Earlier this year, an Amagansett homeowner filed a separate lawsuit challenging the construction of a barn on preserved farmland off Town Lane. The barn had been built by the Peconic Land Trust itself, which owns the property and had sold the residential development rights to the county in 2006.
Mr. Halsey said the barn was built with privately raised funds as part of the support infrastructure for its Farms for the Future Initiative, a program seeking to help young farmers establish their business by softening the blow of startup costs and logistics.
As a result of the lawsuit, brought by neighbor Fouad Chartouni, the barn remains unoccupied.
“There’s a very fundamental property rights question in all this,” Mr. Halsey said. “It has shaken the confidence of not only the people who have sold their land but those who are considering it—the very people we are trying to work with.”

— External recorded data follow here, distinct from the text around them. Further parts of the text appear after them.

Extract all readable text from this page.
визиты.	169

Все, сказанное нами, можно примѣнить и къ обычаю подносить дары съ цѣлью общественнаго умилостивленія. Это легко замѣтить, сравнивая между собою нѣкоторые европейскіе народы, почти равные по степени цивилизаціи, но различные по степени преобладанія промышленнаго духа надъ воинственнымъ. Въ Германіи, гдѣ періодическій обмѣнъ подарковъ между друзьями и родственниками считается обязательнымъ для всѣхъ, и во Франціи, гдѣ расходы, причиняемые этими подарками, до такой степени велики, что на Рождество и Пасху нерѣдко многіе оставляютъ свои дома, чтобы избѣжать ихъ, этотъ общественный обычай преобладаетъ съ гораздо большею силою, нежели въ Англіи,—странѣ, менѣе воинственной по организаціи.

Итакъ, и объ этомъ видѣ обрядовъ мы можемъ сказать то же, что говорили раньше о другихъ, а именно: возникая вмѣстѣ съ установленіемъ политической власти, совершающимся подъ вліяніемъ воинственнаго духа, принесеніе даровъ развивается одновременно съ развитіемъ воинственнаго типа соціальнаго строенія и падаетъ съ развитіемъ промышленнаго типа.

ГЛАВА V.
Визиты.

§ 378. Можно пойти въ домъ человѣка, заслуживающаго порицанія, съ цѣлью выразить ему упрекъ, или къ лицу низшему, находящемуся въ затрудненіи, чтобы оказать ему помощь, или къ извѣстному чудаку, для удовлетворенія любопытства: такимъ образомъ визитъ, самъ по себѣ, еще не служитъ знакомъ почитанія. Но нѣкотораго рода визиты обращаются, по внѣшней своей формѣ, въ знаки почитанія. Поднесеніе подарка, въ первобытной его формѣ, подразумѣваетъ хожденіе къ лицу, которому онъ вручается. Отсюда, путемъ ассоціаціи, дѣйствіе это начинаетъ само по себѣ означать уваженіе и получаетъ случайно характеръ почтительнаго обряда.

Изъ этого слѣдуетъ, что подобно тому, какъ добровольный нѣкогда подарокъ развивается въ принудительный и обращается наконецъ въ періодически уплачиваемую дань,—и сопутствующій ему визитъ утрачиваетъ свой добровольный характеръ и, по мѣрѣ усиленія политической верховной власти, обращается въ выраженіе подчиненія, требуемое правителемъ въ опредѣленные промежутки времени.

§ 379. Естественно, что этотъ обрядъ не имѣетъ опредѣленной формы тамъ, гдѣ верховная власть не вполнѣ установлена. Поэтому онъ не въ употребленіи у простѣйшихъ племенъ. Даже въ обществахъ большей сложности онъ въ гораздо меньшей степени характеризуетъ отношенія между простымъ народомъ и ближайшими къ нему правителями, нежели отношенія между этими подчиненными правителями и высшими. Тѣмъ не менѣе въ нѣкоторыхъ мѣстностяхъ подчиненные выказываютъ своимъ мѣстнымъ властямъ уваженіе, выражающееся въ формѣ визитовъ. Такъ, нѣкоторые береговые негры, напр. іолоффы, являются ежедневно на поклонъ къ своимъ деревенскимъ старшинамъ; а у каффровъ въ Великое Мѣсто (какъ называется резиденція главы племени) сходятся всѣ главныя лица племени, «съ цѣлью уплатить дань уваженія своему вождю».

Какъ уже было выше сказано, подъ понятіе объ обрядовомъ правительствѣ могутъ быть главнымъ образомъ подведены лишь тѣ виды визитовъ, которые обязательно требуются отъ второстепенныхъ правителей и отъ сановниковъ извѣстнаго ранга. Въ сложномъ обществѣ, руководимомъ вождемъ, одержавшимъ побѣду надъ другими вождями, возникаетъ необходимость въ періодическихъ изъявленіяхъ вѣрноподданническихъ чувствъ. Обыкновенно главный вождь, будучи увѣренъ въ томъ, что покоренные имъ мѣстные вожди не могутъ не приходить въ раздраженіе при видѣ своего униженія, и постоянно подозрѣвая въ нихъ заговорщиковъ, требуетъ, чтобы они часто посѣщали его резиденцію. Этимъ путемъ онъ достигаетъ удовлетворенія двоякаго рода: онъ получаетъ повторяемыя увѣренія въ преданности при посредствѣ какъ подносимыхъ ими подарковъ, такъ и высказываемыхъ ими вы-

Should the appeal be unsuccessful, there may be other avenues to fixing what the farm advocates say is a misinterpretation of the decades-old laws. State Assemblyman Fred W. Thiele Jr. and State Senator Kenneth P. LaValle each have already introduced bills that would clarify the state definition of “farming” to include buildings and infrastructure accessory to their farming operations.
“I’m hopeful that our champions in the Senate and Assembly will be able to carry that forward, because something will need to be done legislatively if this is not overturned,” Mr. Carpenter said. “Farmers never, ever sold the rights to have agriculture buildings on their farmland in any way, shape or form.”